Reverse triggering in a patient ventilated with assist volume control ventilation. Esophageal pressure (Pes) decrease reveals patient inspiratory efforts (blue line) after every mechanical inflation in 1:1 relationship. Indirect evidence of patient inspiratory activity during mechanical inflation is the flow distortion (grey shaded area) and the disappearance (blue arrows) of plateau airway pressure (Paw) in the flow-time and Paw-time waveform, respectively. In this patient, a reverse triggered breath was strong enough to trigger the ventilator at the end of the mechanical inspiration, causing breath stacking (red shaded area). Inflated tidal volume (V_T) during breath stacking increased from 444 ml to 800 ml (double arrow).

Figure 8.

Flow, airway pressure (Paw), esophageal pressure (Pes) and transdiaphragmatic pressure (Pdi) time waveforms in a patient ventilated with pressure support ventilation.
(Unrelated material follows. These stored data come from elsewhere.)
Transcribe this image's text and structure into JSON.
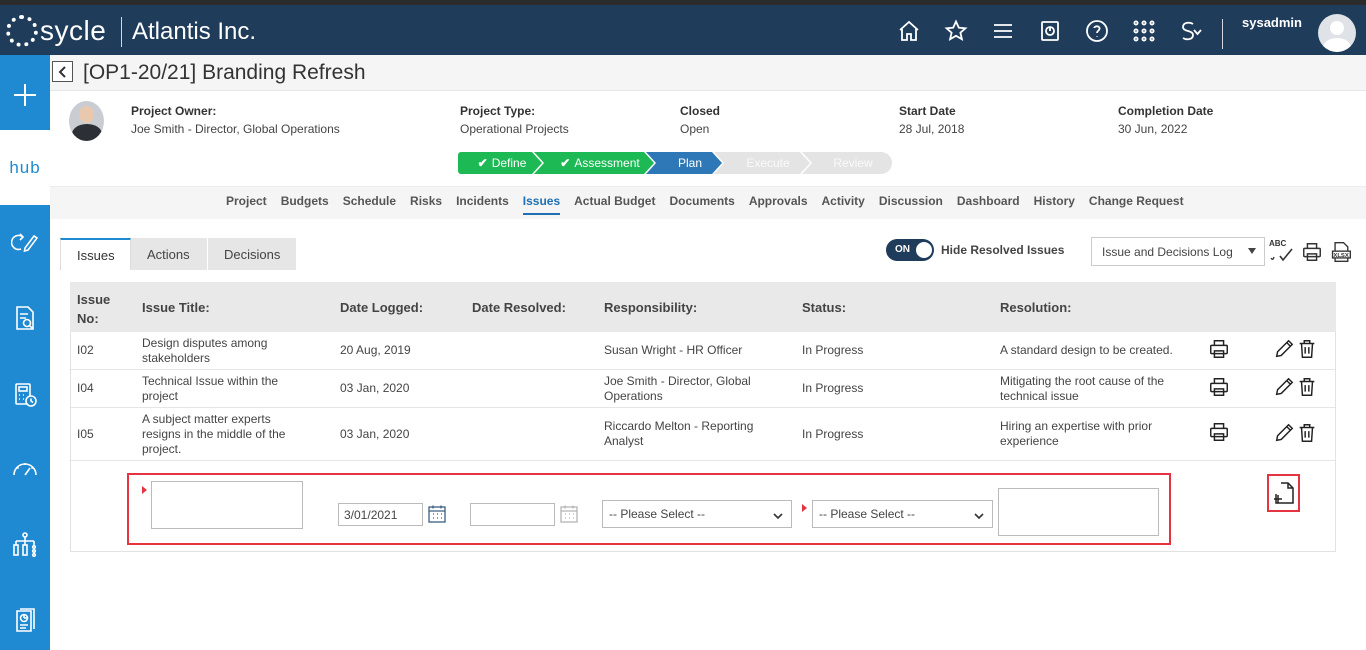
{
  "header": {
    "logo_text": "sycle",
    "company": "Atlantis Inc.",
    "username": "sysadmin",
    "icons": [
      "home-icon",
      "star-icon",
      "menu-icon",
      "dashboard-icon",
      "help-icon",
      "apps-grid-icon",
      "language-icon"
    ]
  },
  "sidebar": {
    "hub_label": "hub",
    "items": [
      "add-icon",
      "hub",
      "process-edit-icon",
      "document-search-icon",
      "calculator-clock-icon",
      "gauge-icon",
      "hierarchy-icon",
      "report-icon"
    ]
  },
  "page": {
    "title": "[OP1-20/21] Branding Refresh"
  },
  "project": {
    "owner_label": "Project Owner:",
    "owner_value": "Joe Smith - Director, Global Operations",
    "type_label": "Project Type:",
    "type_value": "Operational Projects",
    "closed_label": "Closed",
    "closed_value": "Open",
    "start_label": "Start Date",
    "start_value": "28 Jul, 2018",
    "completion_label": "Completion Date",
    "completion_value": "30 Jun, 2022"
  },
  "stages": [
    {
      "label": "Define",
      "state": "done"
    },
    {
      "label": "Assessment",
      "state": "done"
    },
    {
      "label": "Plan",
      "state": "current"
    },
    {
      "label": "Execute",
      "state": "pending"
    },
    {
      "label": "Review",
      "state": "pending"
    }
  ],
  "nav": {
    "links": [
      "Project",
      "Budgets",
      "Schedule",
      "Risks",
      "Incidents",
      "Issues",
      "Actual Budget",
      "Documents",
      "Approvals",
      "Activity",
      "Discussion",
      "Dashboard",
      "History",
      "Change Request"
    ],
    "active": "Issues"
  },
  "subtabs": {
    "items": [
      "Issues",
      "Actions",
      "Decisions"
    ],
    "active": "Issues"
  },
  "toolbar": {
    "toggle_state": "ON",
    "toggle_label": "Hide Resolved Issues",
    "report_select": "Issue and Decisions Log",
    "spellcheck_text": "ABC"
  },
  "table": {
    "headers": {
      "no_line1": "Issue",
      "no_line2": "No:",
      "title": "Issue Title:",
      "logged": "Date Logged:",
      "resolved": "Date Resolved:",
      "responsibility": "Responsibility:",
      "status": "Status:",
      "resolution": "Resolution:"
    },
    "rows": [
      {
        "no": "I02",
        "title_l1": "Design disputes among",
        "title_l2": "stakeholders",
        "title_l3": "",
        "logged": "20 Aug, 2019",
        "resolved": "",
        "resp_l1": "Susan Wright - HR Officer",
        "resp_l2": "",
        "status": "In Progress",
        "res_l1": "A standard design to be created.",
        "res_l2": ""
      },
      {
        "no": "I04",
        "title_l1": "Technical Issue within the",
        "title_l2": "project",
        "title_l3": "",
        "logged": "03 Jan, 2020",
        "resolved": "",
        "resp_l1": "Joe Smith - Director, Global",
        "resp_l2": "Operations",
        "status": "In Progress",
        "res_l1": "Mitigating the root cause of the",
        "res_l2": "technical issue"
      },
      {
        "no": "I05",
        "title_l1": "A subject matter experts",
        "title_l2": "resigns in the middle of the",
        "title_l3": "project.",
        "logged": "03 Jan, 2020",
        "resolved": "",
        "resp_l1": "Riccardo Melton - Reporting",
        "resp_l2": "Analyst",
        "status": "In Progress",
        "res_l1": "Hiring an expertise with prior",
        "res_l2": "experience"
      }
    ]
  },
  "new_row": {
    "title_value": "",
    "date_logged_value": "3/01/2021",
    "date_resolved_value": "",
    "responsibility_selected": "-- Please Select --",
    "status_selected": "-- Please Select --",
    "resolution_value": ""
  },
  "colors": {
    "topbar": "#1f3c5b",
    "sidebar": "#1f8ad1",
    "stage_done": "#1db954",
    "stage_current": "#2e78b7",
    "highlight": "#e5343f"
  }
}
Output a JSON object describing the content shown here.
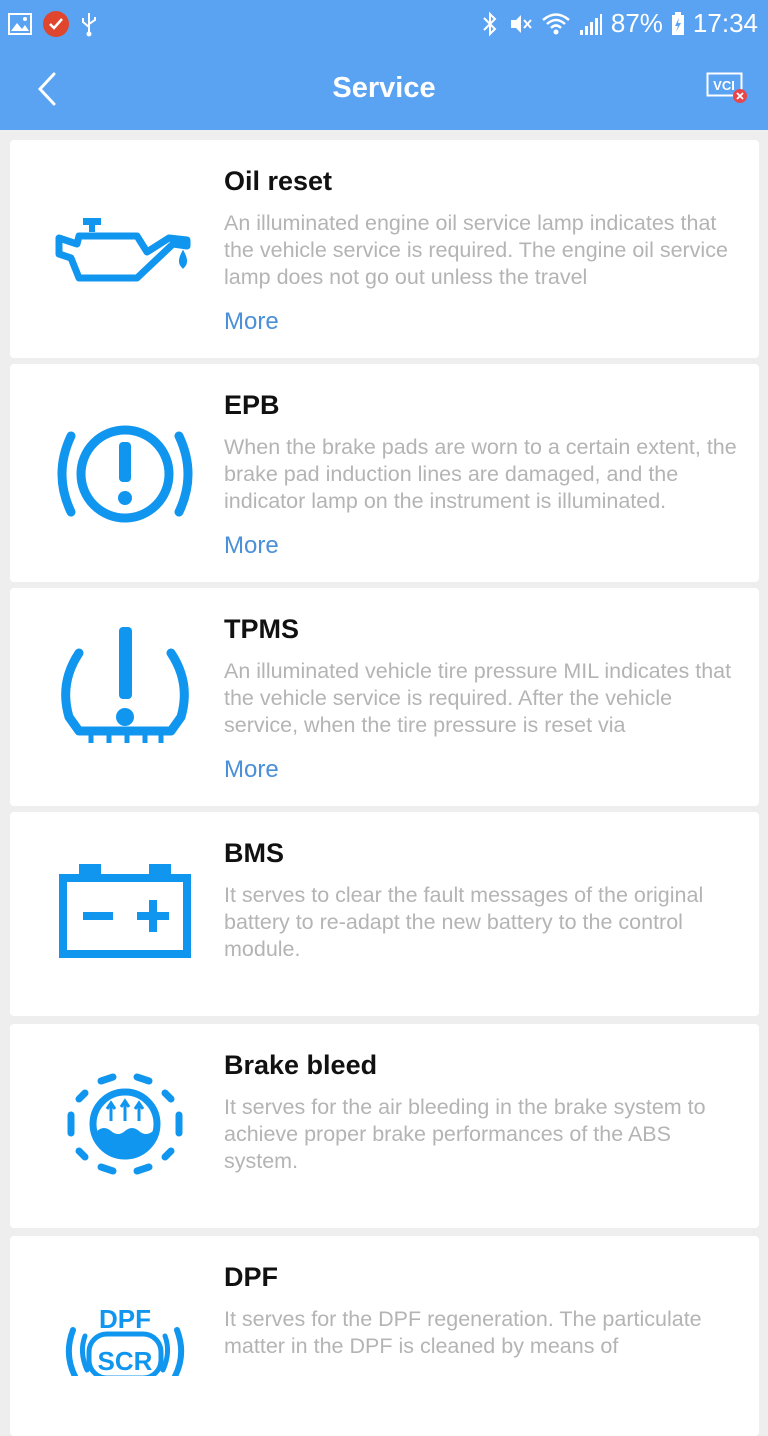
{
  "status_bar": {
    "battery": "87%",
    "time": "17:34",
    "icons": [
      "gallery-icon",
      "notification-badge-icon",
      "usb-icon",
      "bluetooth-icon",
      "mute-icon",
      "wifi-icon",
      "signal-icon",
      "battery-icon"
    ]
  },
  "app_bar": {
    "title": "Service",
    "back_icon": "chevron-left-icon",
    "vci_label": "VCI"
  },
  "colors": {
    "accent": "#5aa2f2",
    "icon_blue": "#1196f0",
    "link": "#4a8fd8",
    "desc": "#b4b4b4"
  },
  "services": [
    {
      "name": "Oil reset",
      "icon": "oil-can-icon",
      "description": "An illuminated engine oil service lamp indicates that the vehicle service is required. The engine oil service lamp does not go out unless the travel",
      "more": "More"
    },
    {
      "name": "EPB",
      "icon": "parking-brake-icon",
      "description": "When the brake pads are worn to a certain extent, the brake pad induction lines are damaged, and the indicator lamp on the instrument is illuminated.",
      "more": "More"
    },
    {
      "name": "TPMS",
      "icon": "tire-pressure-icon",
      "description": "An illuminated vehicle tire pressure MIL indicates that the vehicle service is required. After the vehicle service, when the tire pressure is reset via",
      "more": "More"
    },
    {
      "name": "BMS",
      "icon": "battery-icon",
      "description": "It serves to clear the fault messages of the original battery to re-adapt the new battery to the control module.",
      "more": ""
    },
    {
      "name": "Brake bleed",
      "icon": "brake-fluid-icon",
      "description": "It serves for the air bleeding in the brake system to achieve proper brake performances of the ABS system.",
      "more": ""
    },
    {
      "name": "DPF",
      "icon": "dpf-icon",
      "icon_text_top": "DPF",
      "icon_text_bottom": "SCR",
      "description": "It serves for the DPF regeneration. The particulate matter in the DPF is cleaned by means of",
      "more": ""
    }
  ]
}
Observe the vigorous contraction of inspiratory muscles (Pdi increase) during the mechanical inspiration. The magnitude of this contraction causes a rounded inspiratory flow and a large decrease of Paw (gray shaded area) from the expected square-shaped form during inspiration. Rounded flow and Paw decrease are signs of low ventilator assist with respect to patients ventilator demands.

Figure 9.

High assist in a patient ventilated with pressure support ventilation. Observe the square shaped airway pressure (Paw) and the abrupt decrease in inspiratory flow to flow threshold for cycling off towards the end of inspiration (arrows). There is also a significant cycling off delay (blue shaded area), seen often at high assist levels. Esophageal pressure (Pes) and electromyographic activity of the diaphragm (EAdi) decrease rapidly but mechanical inflation continues. Importantly, expiratory muscles contract during the whole expiration.